Given the above, why wouldn’t I be bullish?

Coinbase creates an index fund

Today, Coinbase announced a new index fund tracking digital assets listed on the Coinbase exchange, GDAX. It is limited to US accredited investors only, which does reduce the number of people who are able to participate.

Judging from Coinbase index info here, the initial breakdown will be as follows:


Bright side

So what does this mean for us? On the bright side, this move will increase the availability of investing in bitcoin. There will be many richer people who might have a passing interest in getting some small level of exposure to crypto/digital assets, and don’t want to spend the time learning to hold their own private keys etc. This fund is probably easier for them to buy – so it does mean more money can flow into bitcoin.

Down side

On the down side, it is pushing what I believe to be an incorrect narrative. This idea that “we should diversify across crypto assets” strikes me as a category error. It is treating Ethereum, Bitcoin Cash (BCash), and Litecoin like they are a good way to diversify instead of holding one sound money, Bitcoin.

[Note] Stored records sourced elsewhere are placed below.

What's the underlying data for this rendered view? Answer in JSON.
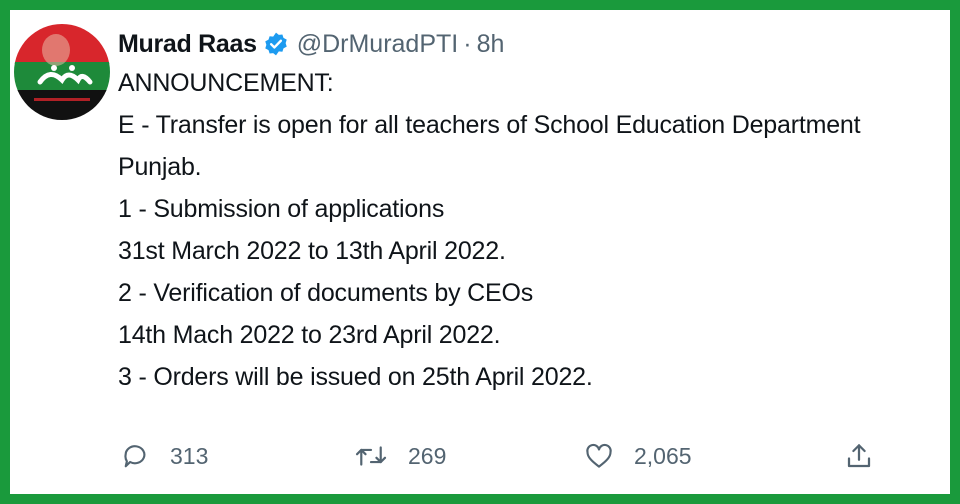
{
  "colors": {
    "frame": "#1a9a3c",
    "verified": "#1d9bf0",
    "muted": "#536471",
    "text": "#0f1419"
  },
  "author": {
    "name": "Murad Raas",
    "handle": "@DrMuradPTI",
    "separator": "·",
    "time": "8h",
    "avatar_icon": "profile-avatar",
    "verified_icon": "verified-badge-icon"
  },
  "body": {
    "lines": [
      "ANNOUNCEMENT:",
      "E - Transfer is open for all teachers of School Education Department",
      "Punjab.",
      "1 - Submission of applications",
      "31st March 2022 to 13th April 2022.",
      "2 - Verification of documents by CEOs",
      "14th Mach 2022 to 23rd April 2022.",
      "3 - Orders will be issued on 25th April 2022."
    ]
  },
  "actions": {
    "reply": {
      "icon": "reply-icon",
      "count": "313"
    },
    "retweet": {
      "icon": "retweet-icon",
      "count": "269"
    },
    "like": {
      "icon": "heart-icon",
      "count": "2,065"
    },
    "share": {
      "icon": "share-icon"
    }
  }
}
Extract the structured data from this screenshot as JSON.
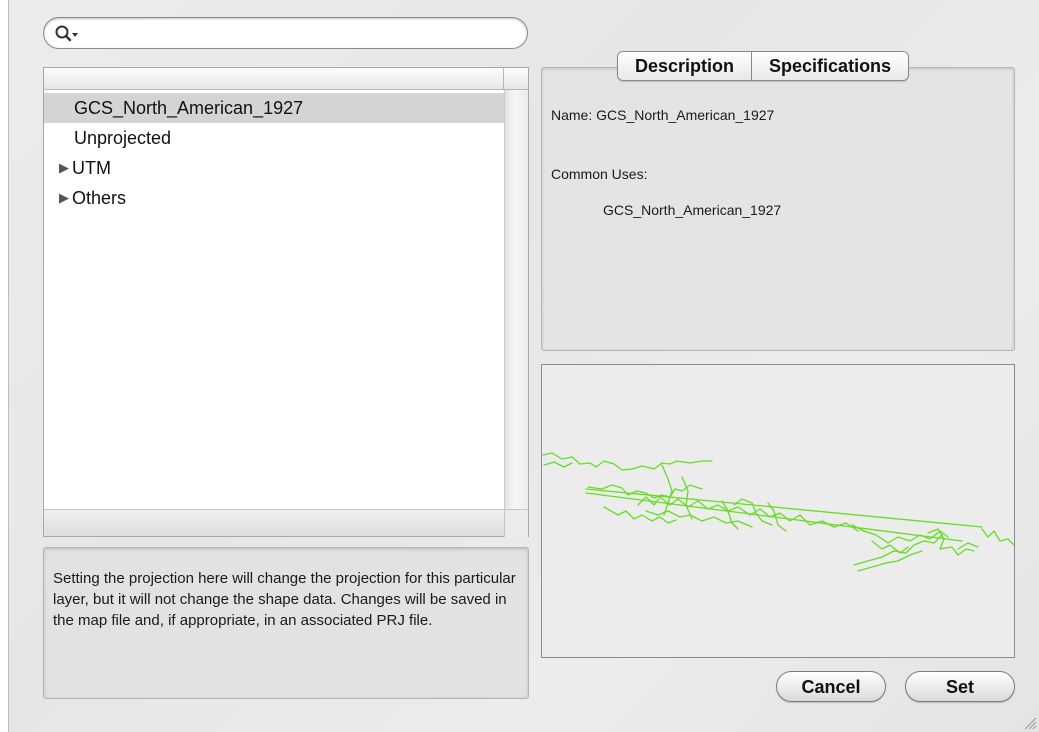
{
  "search": {
    "value": "",
    "placeholder": ""
  },
  "projection_list": {
    "items": [
      {
        "label": "GCS_North_American_1927",
        "selected": true,
        "expandable": false
      },
      {
        "label": "Unprojected",
        "selected": false,
        "expandable": false
      },
      {
        "label": "UTM",
        "selected": false,
        "expandable": true
      },
      {
        "label": "Others",
        "selected": false,
        "expandable": true
      }
    ]
  },
  "info_text": "Setting the projection here will change the projection for this particular layer, but it will not change the shape data.  Changes will be saved in the map file and, if appropriate, in an associated PRJ file.",
  "tabs": [
    {
      "label": "Description",
      "active": false
    },
    {
      "label": "Specifications",
      "active": false
    }
  ],
  "description": {
    "name_line": "Name: GCS_North_American_1927",
    "common_uses_label": "Common Uses:",
    "common_uses_value": "GCS_North_American_1927"
  },
  "map_preview": {
    "line_color": "#66dd22"
  },
  "buttons": {
    "cancel": "Cancel",
    "set": "Set"
  }
}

What happens in practice is:

  • They’re not really that uncorrelated to each other.
  • All altcoins live in the wake of Bitcoin and basically ride its coat tails.
  • There is an opportunity cost to holding more ETH, BCH and LTC: You could have otherwise held more BTC.

That said, I understand that Coinbase are not a company operating under a bitcoin maximalist ethos.

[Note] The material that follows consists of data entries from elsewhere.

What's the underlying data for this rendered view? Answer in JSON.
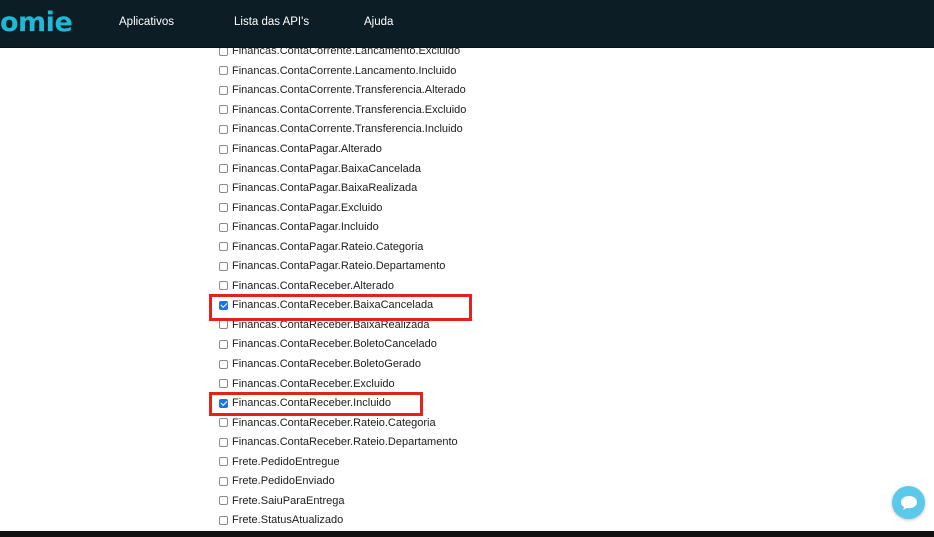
{
  "brand": {
    "logo_text": "omie",
    "color": "#1fb9d6"
  },
  "nav": {
    "items": [
      {
        "label": "Aplicativos"
      },
      {
        "label": "Lista das API's"
      },
      {
        "label": "Ajuda"
      }
    ]
  },
  "events": [
    {
      "label": "Financas.ContaCorrente.Lancamento.Excluido",
      "checked": false
    },
    {
      "label": "Financas.ContaCorrente.Lancamento.Incluido",
      "checked": false
    },
    {
      "label": "Financas.ContaCorrente.Transferencia.Alterado",
      "checked": false
    },
    {
      "label": "Financas.ContaCorrente.Transferencia.Excluido",
      "checked": false
    },
    {
      "label": "Financas.ContaCorrente.Transferencia.Incluido",
      "checked": false
    },
    {
      "label": "Financas.ContaPagar.Alterado",
      "checked": false
    },
    {
      "label": "Financas.ContaPagar.BaixaCancelada",
      "checked": false
    },
    {
      "label": "Financas.ContaPagar.BaixaRealizada",
      "checked": false
    },
    {
      "label": "Financas.ContaPagar.Excluido",
      "checked": false
    },
    {
      "label": "Financas.ContaPagar.Incluido",
      "checked": false
    },
    {
      "label": "Financas.ContaPagar.Rateio.Categoria",
      "checked": false
    },
    {
      "label": "Financas.ContaPagar.Rateio.Departamento",
      "checked": false
    },
    {
      "label": "Financas.ContaReceber.Alterado",
      "checked": false
    },
    {
      "label": "Financas.ContaReceber.BaixaCancelada",
      "checked": true,
      "highlighted": true
    },
    {
      "label": "Financas.ContaReceber.BaixaRealizada",
      "checked": false
    },
    {
      "label": "Financas.ContaReceber.BoletoCancelado",
      "checked": false
    },
    {
      "label": "Financas.ContaReceber.BoletoGerado",
      "checked": false
    },
    {
      "label": "Financas.ContaReceber.Excluido",
      "checked": false
    },
    {
      "label": "Financas.ContaReceber.Incluido",
      "checked": true,
      "highlighted": true
    },
    {
      "label": "Financas.ContaReceber.Rateio.Categoria",
      "checked": false
    },
    {
      "label": "Financas.ContaReceber.Rateio.Departamento",
      "checked": false
    },
    {
      "label": "Frete.PedidoEntregue",
      "checked": false
    },
    {
      "label": "Frete.PedidoEnviado",
      "checked": false
    },
    {
      "label": "Frete.SaiuParaEntrega",
      "checked": false
    },
    {
      "label": "Frete.StatusAtualizado",
      "checked": false
    }
  ],
  "colors": {
    "topbar": "#0c1d26",
    "highlight": "#e2231a",
    "checkbox_checked": "#1a73e8",
    "chat_button": "#5dc9ea"
  },
  "chat": {
    "icon": "chat-bubble-icon"
  }
}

On net, this is good for bitcoin in that it helps draw in more investors. But it does unfortunately push a belief or narrative that I disagree with, and I believe it will ultimately be harmful if this narrative is kept alive for too long. In the end, people will be driven by their own greed and price signals towards bitcoin and away from the others. The cream will rise to the top eventually.

For the meantime, it will be: Play stupid games, win stupid prizes.

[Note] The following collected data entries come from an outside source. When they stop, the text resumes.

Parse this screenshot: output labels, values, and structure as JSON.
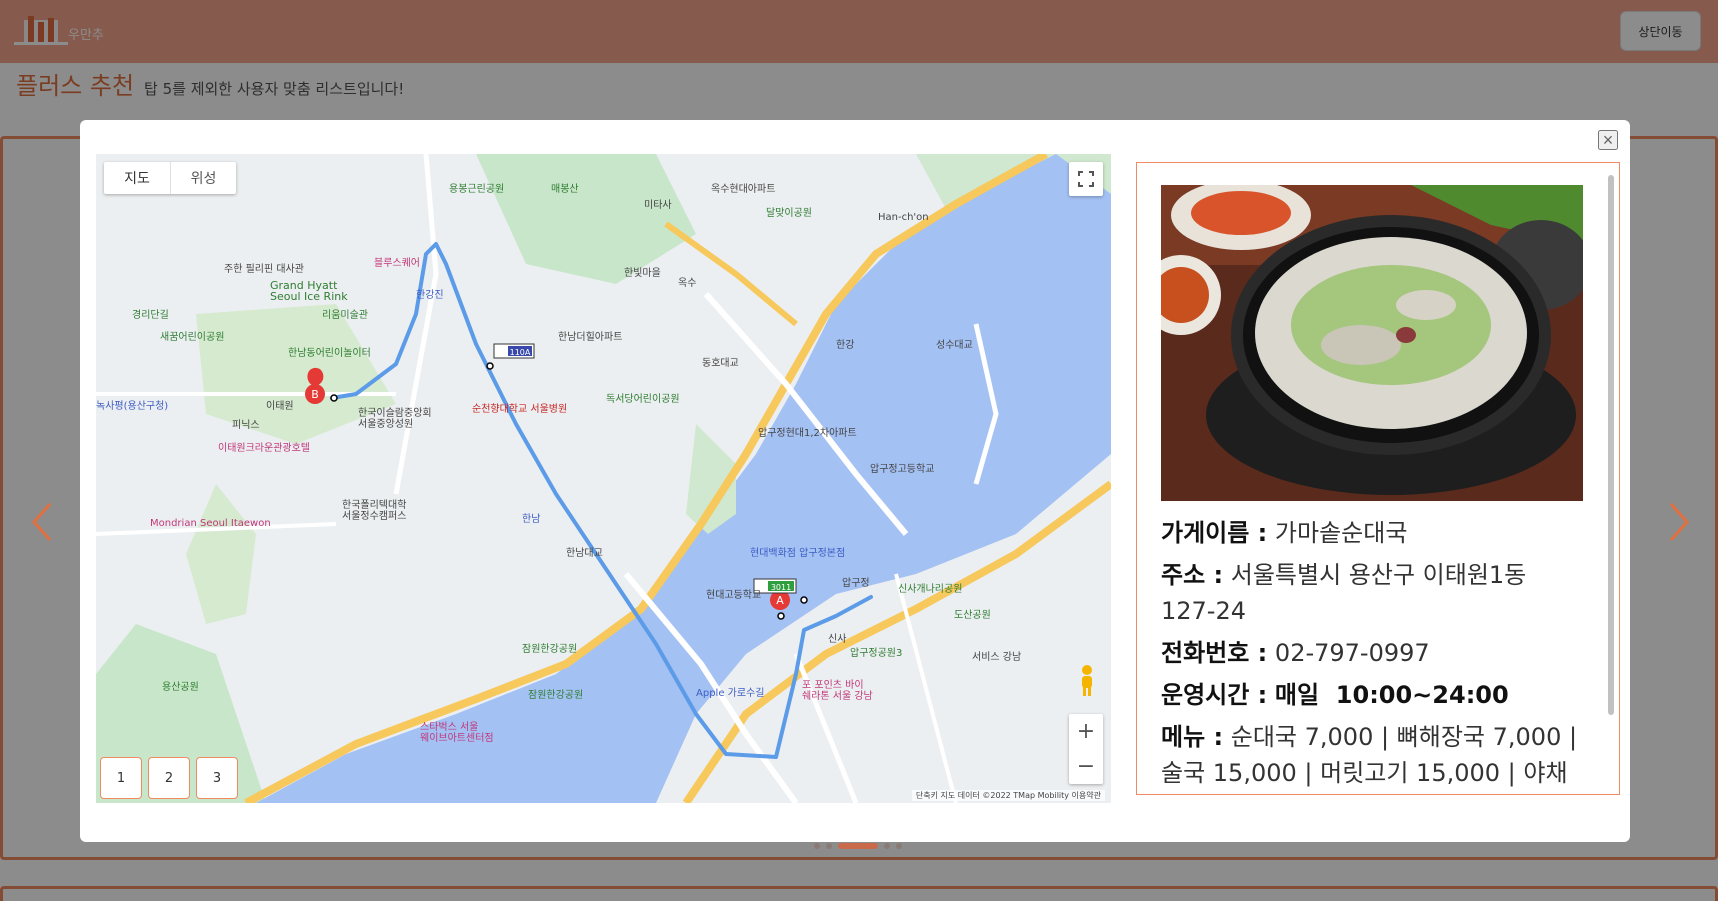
{
  "brand": {
    "name": "우만추"
  },
  "navbar": {
    "top_button": "상단이동"
  },
  "page": {
    "title": "플러스 추천",
    "subtitle": "탑 5를 제외한 사용자 맞춤 리스트입니다!"
  },
  "modal": {
    "close": "×",
    "map": {
      "type_tabs": [
        "지도",
        "위성"
      ],
      "route_buttons": [
        "1",
        "2",
        "3"
      ],
      "copyright": "단축키   지도 데이터 ©2022 TMap Mobility   이용약관",
      "markers": {
        "start": "A",
        "end": "B"
      },
      "bus_labels": [
        "110A",
        "3011"
      ],
      "labels": {
        "yongbong": "용봉근린공원",
        "maebong": "매봉산",
        "oksu_apt": "옥수현대아파트",
        "mitasa": "미타사",
        "dalmaji": "달맞이공원",
        "hanchon": "Han-ch'on",
        "philippine": "주한 필리핀 대사관",
        "bluesquare": "블루스퀘어",
        "grand_hyatt": "Grand Hyatt\nSeoul Ice Rink",
        "gyeongridan": "경리단길",
        "leeum": "리움미술관",
        "hanganjin": "한강진",
        "saeggum": "새꿈어린이공원",
        "hannam_park": "한남동어린이놀이터",
        "hannam_hill": "한남더힐아파트",
        "hanbitmaeul": "한빛마을",
        "oksu": "옥수",
        "dongho": "동호대교",
        "hangang": "한강",
        "seongsu": "성수대교",
        "itaewon": "이태원",
        "hwangnoksa": "녹사평(용산구청)",
        "pinix": "피닉스",
        "soonchunhyang": "순천향대학교 서울병원",
        "osaek": "독서당어린이공원",
        "islamic": "한국이슬람중앙회\n서울중앙성원",
        "itaewon_crown": "이태원크라운관광호텔",
        "apgujeong_apt": "압구정현대1,2차아파트",
        "apgujeong_hs": "압구정고등학교",
        "mondrian": "Mondrian Seoul Itaewon",
        "polytech": "한국폴리텍대학\n서울정수캠퍼스",
        "hannam": "한남",
        "hannam_bridge": "한남대교",
        "hyundai_dept": "현대백화점 압구정본점",
        "hyundai_hs": "현대고등학교",
        "apgujeong": "압구정",
        "sinsa_park": "신사개나리공원",
        "dosan": "도산공원",
        "jamwon": "잠원한강공원",
        "apgujeong_park": "압구정공원3",
        "yongsan_park": "용산공원",
        "apple": "Apple 가로수길",
        "four_points": "포 포인츠 바이\n쉐라톤 서울 강남",
        "jamwon2": "잠원한강공원",
        "starbucks": "스타벅스 서울\n웨이브아트센터점",
        "sinsa": "신사",
        "services": "서비스 강남"
      }
    },
    "info": {
      "fields": [
        {
          "label": "가게이름 :",
          "value": "가마솥순대국"
        },
        {
          "label": "주소 :",
          "value": "서울특별시 용산구 이태원1동 127-24"
        },
        {
          "label": "전화번호 :",
          "value": "02-797-0997"
        },
        {
          "label": "운영시간 :",
          "value": "매일  10:00~24:00"
        },
        {
          "label": "메뉴 :",
          "value": "순대국 7,000 | 뼈해장국 7,000 | 술국 15,000 | 머릿고기 15,000 | 야채"
        }
      ]
    }
  },
  "carousel": {
    "dots": 5,
    "active": 2
  },
  "colors": {
    "accent": "#f5a58a",
    "border": "#f08a60",
    "title": "#e0703f",
    "route": "#5b9be8",
    "water": "#a4c1f4"
  }
}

Video breakdown of article “The Blockchain Pipe Dream” by Nouriel Roubini and Preston Byrne

Article link – The Blockchain Pipe Dream

In short: Nouriel and Preston are tarring the entire space with one brush. They’re correct that there’s a lot of overhyped products in the “blockchain technology space”. However, also not  correctly distinguishing why bitcoin exists as sound money to replace central banking and government control over money.